Smear layer will fill the orifices of the dentinal tubules, hence forming smear plugs. These smear plugs decrease dentin permeability by 90% and the smear plug alone can prevent adhesive resin penetration into dentinal tubules. The thickness of smear layer can range from 0.5-2 μmeter and for the smear plug, 1 to 10 μmeter.

Smear layer poses some threat for optimal bonding to occur. That is why it needs to be removed. For example, smear layer needs to be removed prior to bonding by etch-and-rinse (total etch) adhesives. This will lead to thicker hybrid layer and long, denser resin tags which results in better bond strength.

=== Carious versus sound dentin for dentinal bonding ===
Some caries excavation methods lead to leaving caries-affected dentin behind to serve as the bonding substrate, mostly in indirect pulp capping.

It is reported that the immediate bond strengths to caries-affected dentin are 20-50% lower than to sound dentin, and even lower with caries-infected dentin. How does caries progression correlates with this? First, it reduces mineral content, increases porosity and changes the dentinal collagen structure and its distribution too.
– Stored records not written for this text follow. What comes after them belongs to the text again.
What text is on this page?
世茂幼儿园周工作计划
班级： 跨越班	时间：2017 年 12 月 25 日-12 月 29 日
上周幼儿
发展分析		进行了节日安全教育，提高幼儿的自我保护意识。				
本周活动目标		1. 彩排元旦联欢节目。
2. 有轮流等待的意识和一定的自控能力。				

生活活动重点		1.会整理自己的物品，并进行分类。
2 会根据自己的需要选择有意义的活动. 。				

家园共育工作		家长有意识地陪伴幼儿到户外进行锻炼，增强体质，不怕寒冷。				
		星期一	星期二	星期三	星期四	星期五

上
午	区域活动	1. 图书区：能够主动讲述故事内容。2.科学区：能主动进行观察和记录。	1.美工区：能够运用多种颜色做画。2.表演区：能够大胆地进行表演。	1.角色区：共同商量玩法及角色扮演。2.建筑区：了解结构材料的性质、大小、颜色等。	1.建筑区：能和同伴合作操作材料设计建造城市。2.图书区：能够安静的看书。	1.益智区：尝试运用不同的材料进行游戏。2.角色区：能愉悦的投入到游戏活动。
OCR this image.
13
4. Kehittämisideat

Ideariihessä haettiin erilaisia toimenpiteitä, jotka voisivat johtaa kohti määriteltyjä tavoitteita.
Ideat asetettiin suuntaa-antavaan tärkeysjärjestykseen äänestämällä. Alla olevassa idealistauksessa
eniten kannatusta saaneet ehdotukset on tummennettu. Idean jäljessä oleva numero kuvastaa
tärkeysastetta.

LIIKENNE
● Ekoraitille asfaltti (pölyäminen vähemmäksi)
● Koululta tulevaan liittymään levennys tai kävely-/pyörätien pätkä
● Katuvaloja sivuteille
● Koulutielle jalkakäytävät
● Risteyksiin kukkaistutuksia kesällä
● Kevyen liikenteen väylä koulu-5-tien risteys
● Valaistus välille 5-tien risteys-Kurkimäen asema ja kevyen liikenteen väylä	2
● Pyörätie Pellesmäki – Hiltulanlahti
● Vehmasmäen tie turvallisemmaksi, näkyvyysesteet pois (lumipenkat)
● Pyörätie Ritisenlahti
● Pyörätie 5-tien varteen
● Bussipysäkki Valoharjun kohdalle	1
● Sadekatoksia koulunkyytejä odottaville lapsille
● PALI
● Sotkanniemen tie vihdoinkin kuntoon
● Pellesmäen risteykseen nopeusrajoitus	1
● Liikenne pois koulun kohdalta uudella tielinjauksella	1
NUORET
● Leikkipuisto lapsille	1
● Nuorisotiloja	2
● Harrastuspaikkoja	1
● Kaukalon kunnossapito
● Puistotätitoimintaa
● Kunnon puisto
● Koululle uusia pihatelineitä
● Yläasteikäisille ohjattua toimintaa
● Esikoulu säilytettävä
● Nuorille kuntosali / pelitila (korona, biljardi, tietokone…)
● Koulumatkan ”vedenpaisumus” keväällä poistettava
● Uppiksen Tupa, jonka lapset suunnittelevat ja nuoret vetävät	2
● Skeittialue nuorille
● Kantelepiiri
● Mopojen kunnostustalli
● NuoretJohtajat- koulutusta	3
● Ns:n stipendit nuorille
These changes can cause a significant reduction in the mechanical properties in dentin e.g. hardness, stiffness, tensile strength, modulus of elasticity, and shrinkage during drying, which makes dentin in and under hybrid layer more prone to cohesive failures under occlusal forces.

Lower mineral content of the caries-affected dentin will allow phosphoric acid or acidic monomers to demineralize matrix more deeply than in normal dentin, which results in even more residual water in exposed collagen matrix.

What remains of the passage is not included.